Police patrol the area as Hurricane Irma slams across islands in the northern Caribbean on Wednesday, in San Juan, Puerto Rico, Sept. 6, 2017. (Photo/Agencies)
At least 10 deaths have been reported by Thursday morning as Hurricane Irma slashed its way through the Caribbean towards the United States.
The latest deaths occurred in Puerto Rico, where its governor Ricardo Rossello reported Thursday morning the death of three people by the passage of the rare Category 5 hurricane with high winds and heavy rains.
Four bodies were recovered on the Caribbean French-Dutch island of Saint Martin, said French Prime Minister Edouard Philippe, who lowered the death toll of eight deaths previously given by local rescue officials.
One person was killed on the island of Anguilla, a British overseas territory in the Caribbean, and roads there were blocked, with damage to the hospital and airport, power and phone service, Anguilla emergency service officials said.

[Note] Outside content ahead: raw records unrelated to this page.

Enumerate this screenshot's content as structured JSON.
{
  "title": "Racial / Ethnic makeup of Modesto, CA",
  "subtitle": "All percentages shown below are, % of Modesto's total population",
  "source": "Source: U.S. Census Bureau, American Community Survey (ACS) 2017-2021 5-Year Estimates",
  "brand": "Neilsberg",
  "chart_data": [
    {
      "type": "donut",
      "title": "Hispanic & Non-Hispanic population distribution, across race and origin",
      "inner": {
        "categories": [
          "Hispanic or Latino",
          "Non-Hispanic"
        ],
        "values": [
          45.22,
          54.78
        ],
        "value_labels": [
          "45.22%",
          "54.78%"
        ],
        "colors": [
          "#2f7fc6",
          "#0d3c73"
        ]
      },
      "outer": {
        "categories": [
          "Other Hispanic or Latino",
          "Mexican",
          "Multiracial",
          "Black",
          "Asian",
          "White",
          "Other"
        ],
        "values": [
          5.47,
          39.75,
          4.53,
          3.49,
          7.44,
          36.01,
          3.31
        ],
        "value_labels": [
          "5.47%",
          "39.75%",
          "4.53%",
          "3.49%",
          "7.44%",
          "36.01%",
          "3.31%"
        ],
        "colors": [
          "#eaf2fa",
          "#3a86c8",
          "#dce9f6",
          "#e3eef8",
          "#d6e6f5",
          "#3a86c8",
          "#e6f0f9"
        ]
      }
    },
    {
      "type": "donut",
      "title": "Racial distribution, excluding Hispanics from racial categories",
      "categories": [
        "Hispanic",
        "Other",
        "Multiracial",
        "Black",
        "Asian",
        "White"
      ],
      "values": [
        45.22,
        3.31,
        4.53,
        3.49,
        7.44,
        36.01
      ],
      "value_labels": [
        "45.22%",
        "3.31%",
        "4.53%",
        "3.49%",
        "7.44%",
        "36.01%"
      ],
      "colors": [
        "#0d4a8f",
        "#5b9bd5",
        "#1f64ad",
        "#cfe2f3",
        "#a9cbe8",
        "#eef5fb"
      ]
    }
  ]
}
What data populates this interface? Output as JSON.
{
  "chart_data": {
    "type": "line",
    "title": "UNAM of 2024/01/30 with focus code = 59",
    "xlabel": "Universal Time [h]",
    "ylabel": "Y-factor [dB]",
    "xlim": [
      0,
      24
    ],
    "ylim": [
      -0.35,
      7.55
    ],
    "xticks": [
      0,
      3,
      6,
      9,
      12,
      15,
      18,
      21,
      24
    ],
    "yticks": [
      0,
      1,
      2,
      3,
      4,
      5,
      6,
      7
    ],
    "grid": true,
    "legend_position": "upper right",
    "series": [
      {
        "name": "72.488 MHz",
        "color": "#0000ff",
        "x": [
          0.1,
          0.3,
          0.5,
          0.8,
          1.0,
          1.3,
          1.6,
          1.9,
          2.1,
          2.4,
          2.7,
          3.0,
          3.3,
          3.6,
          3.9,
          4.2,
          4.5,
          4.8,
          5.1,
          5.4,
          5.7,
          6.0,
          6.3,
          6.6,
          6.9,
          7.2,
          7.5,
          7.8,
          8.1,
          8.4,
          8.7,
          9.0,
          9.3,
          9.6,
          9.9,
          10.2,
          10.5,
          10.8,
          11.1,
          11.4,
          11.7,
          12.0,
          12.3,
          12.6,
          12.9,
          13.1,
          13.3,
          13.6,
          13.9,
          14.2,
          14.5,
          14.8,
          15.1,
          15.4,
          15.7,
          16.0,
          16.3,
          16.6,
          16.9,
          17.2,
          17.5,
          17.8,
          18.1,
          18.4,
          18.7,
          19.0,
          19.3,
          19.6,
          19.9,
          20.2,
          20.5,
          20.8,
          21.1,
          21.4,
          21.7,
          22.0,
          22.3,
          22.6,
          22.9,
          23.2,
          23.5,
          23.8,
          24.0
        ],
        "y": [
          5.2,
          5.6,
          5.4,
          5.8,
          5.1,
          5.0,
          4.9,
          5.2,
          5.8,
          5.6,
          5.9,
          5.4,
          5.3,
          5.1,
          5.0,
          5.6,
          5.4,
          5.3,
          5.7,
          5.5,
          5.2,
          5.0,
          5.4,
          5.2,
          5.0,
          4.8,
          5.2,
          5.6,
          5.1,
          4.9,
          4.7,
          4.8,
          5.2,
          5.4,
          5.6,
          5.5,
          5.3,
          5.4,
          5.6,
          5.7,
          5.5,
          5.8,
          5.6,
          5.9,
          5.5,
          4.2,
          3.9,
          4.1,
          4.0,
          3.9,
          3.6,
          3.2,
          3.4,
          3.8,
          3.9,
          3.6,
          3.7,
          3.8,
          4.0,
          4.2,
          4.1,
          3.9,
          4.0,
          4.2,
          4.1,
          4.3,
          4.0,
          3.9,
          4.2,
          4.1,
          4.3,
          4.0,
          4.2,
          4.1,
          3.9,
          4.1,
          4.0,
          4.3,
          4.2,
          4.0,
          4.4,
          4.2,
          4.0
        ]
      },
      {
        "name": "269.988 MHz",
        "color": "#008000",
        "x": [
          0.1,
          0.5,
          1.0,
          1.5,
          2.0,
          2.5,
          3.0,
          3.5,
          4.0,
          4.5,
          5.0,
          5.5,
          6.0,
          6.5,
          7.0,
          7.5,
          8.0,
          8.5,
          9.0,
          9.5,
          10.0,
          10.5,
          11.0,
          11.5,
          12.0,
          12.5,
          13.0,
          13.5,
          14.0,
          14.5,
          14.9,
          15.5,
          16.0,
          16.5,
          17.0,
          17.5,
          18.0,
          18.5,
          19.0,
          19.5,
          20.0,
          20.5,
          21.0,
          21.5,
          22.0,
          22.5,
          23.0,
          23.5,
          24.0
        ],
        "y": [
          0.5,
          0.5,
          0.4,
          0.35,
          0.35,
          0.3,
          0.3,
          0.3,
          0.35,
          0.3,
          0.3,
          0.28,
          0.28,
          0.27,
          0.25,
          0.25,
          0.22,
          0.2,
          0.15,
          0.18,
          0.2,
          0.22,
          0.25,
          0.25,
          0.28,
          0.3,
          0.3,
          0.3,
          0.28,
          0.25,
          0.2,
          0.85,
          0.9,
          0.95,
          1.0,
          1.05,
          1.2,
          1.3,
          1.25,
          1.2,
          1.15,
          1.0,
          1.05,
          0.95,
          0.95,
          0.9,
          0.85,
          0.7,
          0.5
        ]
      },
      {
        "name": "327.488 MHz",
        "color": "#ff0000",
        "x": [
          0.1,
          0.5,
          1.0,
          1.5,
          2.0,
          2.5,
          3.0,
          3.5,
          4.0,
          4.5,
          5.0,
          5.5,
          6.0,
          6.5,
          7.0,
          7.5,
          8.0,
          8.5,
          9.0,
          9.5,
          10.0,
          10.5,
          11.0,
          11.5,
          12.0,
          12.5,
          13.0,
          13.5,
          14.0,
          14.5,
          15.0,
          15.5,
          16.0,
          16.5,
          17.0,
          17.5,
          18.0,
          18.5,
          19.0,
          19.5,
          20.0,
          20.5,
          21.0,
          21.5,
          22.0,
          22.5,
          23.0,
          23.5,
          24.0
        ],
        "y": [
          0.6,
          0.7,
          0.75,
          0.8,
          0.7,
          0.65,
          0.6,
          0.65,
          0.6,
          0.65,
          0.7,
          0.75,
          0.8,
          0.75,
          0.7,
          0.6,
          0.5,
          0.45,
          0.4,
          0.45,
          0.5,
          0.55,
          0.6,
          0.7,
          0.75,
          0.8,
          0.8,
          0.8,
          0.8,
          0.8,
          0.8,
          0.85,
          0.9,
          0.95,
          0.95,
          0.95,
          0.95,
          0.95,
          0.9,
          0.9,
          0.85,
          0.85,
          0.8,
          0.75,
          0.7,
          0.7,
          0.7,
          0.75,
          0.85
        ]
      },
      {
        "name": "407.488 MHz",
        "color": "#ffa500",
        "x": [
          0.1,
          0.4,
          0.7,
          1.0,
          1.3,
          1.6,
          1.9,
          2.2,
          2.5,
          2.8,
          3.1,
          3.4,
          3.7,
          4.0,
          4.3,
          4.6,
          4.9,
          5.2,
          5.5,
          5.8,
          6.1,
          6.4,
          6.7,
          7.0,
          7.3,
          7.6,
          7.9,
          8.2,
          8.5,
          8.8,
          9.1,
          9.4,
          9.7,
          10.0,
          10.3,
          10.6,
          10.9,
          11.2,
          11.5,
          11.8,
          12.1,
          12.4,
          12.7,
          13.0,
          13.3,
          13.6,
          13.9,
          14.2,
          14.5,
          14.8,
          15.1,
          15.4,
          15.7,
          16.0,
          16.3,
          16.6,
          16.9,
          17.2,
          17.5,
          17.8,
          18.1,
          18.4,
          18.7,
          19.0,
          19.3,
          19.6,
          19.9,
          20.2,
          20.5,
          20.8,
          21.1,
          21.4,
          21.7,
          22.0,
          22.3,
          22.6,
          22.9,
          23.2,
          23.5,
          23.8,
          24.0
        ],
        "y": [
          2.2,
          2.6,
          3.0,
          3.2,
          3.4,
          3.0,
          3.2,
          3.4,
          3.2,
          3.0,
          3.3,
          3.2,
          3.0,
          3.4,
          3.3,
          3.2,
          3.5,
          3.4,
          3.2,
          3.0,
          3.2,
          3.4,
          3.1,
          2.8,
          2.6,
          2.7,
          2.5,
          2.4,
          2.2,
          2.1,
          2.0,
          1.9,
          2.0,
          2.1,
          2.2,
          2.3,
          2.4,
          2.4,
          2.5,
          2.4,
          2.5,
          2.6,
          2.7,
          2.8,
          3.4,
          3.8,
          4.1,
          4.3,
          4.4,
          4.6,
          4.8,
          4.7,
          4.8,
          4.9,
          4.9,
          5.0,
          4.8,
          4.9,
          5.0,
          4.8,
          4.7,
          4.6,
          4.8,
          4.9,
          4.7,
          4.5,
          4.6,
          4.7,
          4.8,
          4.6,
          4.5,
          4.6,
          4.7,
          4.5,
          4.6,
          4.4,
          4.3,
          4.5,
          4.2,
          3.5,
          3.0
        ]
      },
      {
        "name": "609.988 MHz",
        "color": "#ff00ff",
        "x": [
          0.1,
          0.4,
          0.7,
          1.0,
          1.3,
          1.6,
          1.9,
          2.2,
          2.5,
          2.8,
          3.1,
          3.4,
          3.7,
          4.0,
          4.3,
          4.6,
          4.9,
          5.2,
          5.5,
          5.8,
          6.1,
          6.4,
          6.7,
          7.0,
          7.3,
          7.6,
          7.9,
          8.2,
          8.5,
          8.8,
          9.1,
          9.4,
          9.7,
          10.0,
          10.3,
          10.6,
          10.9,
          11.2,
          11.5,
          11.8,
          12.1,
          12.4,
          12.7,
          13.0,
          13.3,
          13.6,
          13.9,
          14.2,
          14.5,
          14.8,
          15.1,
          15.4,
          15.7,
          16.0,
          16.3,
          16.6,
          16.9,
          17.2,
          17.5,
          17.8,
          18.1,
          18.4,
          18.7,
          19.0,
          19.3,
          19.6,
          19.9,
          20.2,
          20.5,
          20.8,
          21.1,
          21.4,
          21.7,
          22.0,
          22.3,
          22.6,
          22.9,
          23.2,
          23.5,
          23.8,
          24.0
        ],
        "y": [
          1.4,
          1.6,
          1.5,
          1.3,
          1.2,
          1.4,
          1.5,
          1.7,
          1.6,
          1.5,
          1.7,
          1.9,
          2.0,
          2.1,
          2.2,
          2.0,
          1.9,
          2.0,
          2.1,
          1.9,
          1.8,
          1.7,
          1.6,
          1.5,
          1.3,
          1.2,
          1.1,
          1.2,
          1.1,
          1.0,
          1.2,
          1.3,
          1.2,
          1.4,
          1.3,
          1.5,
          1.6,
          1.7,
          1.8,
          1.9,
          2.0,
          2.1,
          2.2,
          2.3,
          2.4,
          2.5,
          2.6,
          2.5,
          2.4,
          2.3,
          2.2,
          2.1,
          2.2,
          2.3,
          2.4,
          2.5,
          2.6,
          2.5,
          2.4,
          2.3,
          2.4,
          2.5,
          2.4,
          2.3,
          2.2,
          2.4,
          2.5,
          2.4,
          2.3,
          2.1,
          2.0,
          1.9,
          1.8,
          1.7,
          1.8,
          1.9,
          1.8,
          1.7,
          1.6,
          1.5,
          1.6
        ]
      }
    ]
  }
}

The island of Barbuda, one of the first hit by the hurricane, was "totally destroyed," said Gaston Browne, Prime Minister of Antigua and Barbuda, adding that one person was killed and hundreds of people had to live in shelters now with substantial damages caused by the storm on the tiny two-island nation.
In Barbuda, 90 percent of the buildings were destroyed and the losses were estimated at billions of dollars, said Gaston Browne.
It is reported that a surfer was also killed in Barbados.
According to the U.S. National Hurricane Center (NHC), the eye of the hurricane will move on to the northern coast of Caribbean Island Hispaniola and the southeast of the Bahamas later Thursday.